Residents complained that a tank on the corner of Weald and Southdowns Avenue was repeatedly being used by builders, and the incident was reported by the Port Alfred Residents and Ratepayers Association.
However, the RA Signs incident was the first time a contractor was caught on camera.
TotT alerted the municipality to the incident last Friday and asked what would be done to stop such abuse.
TotT also contacted RA Signs, and one of the company’s managing members, Belinda Gibson, forwarded a letter she had sent to infrastructure director Noluthando Vithi and her deputy Onke Sopela in response to their queries.
Gibson said a team from RA Signs had come to Port Alfred to do work at the ROPAX Truck Stop site, which consisted of mixing and casting concrete.
“On arrival we were informed there was no water on site, but that the site operator had made arrangements for water to be delivered.

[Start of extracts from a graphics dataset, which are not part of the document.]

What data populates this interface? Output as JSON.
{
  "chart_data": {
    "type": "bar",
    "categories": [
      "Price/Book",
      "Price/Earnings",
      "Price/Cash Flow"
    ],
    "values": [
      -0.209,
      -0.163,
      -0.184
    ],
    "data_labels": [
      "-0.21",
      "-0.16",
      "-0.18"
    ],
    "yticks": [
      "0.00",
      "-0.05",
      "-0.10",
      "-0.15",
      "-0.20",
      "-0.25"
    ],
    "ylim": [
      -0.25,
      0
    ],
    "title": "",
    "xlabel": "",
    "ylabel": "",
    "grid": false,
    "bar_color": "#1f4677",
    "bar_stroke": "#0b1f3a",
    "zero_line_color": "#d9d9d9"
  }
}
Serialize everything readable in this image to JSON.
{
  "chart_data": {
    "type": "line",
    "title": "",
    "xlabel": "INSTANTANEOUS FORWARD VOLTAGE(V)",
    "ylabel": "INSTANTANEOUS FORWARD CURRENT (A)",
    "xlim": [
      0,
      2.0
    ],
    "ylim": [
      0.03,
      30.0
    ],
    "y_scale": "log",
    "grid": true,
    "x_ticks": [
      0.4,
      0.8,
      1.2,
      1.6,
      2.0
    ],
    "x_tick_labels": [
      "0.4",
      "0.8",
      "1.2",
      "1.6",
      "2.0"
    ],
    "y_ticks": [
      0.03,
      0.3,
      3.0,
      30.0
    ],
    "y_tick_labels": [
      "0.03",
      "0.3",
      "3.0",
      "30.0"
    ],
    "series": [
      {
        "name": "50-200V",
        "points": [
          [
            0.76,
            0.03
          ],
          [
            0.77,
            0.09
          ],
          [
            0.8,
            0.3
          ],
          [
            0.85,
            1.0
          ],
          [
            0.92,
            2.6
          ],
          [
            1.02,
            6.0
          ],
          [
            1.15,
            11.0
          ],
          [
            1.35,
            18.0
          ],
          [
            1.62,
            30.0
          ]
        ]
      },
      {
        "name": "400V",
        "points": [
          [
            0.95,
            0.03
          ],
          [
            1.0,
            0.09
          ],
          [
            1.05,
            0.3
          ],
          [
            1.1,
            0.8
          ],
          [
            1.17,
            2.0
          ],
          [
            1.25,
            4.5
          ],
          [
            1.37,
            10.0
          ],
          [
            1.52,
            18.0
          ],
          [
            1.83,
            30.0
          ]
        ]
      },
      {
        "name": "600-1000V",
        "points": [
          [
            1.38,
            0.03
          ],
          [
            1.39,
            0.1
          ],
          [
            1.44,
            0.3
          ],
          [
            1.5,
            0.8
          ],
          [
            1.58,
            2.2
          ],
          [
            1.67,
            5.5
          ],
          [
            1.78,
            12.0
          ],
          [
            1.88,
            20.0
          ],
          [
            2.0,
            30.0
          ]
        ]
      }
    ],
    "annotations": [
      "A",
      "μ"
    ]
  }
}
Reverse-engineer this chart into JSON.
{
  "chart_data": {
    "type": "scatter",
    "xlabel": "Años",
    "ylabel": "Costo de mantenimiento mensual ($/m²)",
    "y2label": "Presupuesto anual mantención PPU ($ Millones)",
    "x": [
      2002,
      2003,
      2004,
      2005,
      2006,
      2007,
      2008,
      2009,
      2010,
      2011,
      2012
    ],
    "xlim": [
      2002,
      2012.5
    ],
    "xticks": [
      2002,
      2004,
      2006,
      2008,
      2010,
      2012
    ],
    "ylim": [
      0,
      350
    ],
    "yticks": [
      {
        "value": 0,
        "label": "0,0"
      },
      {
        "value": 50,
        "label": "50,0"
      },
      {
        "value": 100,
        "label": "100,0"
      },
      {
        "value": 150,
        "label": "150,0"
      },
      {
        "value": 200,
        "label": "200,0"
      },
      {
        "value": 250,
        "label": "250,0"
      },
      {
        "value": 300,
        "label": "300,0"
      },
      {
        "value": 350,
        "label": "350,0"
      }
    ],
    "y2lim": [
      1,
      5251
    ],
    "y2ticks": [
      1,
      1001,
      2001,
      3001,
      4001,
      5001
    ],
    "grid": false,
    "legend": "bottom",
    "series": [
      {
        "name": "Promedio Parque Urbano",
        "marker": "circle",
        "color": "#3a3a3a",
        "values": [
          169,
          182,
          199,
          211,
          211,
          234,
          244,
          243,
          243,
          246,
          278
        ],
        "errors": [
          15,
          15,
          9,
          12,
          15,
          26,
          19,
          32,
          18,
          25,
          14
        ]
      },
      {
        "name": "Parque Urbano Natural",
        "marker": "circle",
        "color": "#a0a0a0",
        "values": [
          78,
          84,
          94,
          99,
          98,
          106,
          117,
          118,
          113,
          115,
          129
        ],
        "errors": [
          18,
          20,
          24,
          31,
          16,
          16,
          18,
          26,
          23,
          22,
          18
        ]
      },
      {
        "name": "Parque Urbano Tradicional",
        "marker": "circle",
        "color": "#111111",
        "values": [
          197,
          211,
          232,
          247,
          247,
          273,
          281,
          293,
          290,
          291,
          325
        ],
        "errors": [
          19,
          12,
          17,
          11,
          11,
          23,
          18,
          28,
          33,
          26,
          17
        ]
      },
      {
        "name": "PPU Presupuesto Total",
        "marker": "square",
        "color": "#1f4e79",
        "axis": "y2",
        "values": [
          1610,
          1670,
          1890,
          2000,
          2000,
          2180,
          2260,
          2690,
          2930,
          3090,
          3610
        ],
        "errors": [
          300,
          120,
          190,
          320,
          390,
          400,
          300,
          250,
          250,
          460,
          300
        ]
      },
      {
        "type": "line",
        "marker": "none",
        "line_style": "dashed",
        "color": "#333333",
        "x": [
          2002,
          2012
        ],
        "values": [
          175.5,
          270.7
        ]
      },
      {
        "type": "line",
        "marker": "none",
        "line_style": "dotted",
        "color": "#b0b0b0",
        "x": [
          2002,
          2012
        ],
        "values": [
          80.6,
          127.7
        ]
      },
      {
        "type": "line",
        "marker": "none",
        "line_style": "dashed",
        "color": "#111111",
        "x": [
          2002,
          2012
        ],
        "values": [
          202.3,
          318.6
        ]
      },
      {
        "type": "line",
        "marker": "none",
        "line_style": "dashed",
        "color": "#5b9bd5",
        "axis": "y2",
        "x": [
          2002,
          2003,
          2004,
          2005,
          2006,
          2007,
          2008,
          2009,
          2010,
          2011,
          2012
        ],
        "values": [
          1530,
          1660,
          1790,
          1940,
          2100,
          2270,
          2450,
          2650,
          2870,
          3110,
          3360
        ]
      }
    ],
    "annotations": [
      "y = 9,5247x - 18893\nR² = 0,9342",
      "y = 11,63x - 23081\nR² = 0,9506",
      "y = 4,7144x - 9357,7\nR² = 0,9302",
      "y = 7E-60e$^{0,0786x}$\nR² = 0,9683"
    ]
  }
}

“After 12 midday, we became concerned of the remaining time and needed to find another source,” she said.
“When asking locals about the location of a river or stream, our team were told that they could get water from a water tank, and were given directions.
“While the team were in the process of filling a container a man approached them, not asking them what they are doing or who gave them permission, but instead recorded them and going on record that we were stealing water.”
Gibson said their 200l blue plastic drum was only about half full at the time of being approached, and they had immediately stopped filling it.
“There are no signs posted in the vicinity that prescribe the intended use of the water – and we were being guided by the locals,” she said.
She said a resident named Danielle had called their office about the water issue at about the same time, and they in turn had phoned the crew on site to confirm that they had stopped using the water.
“I have confirmed with the driver, Martin Erasmus, that this was the only time the team took water from this tank,” she said.
“We would therefore like to formally apologise for this misunderstanding and as a token of good faith, offer to supply a sign that you can have installed on site to inform people about the restricted use of the water tank.”
Municipal spokesperson Cecil Mbolekwa also eventually responded and repeated what Gibson had said.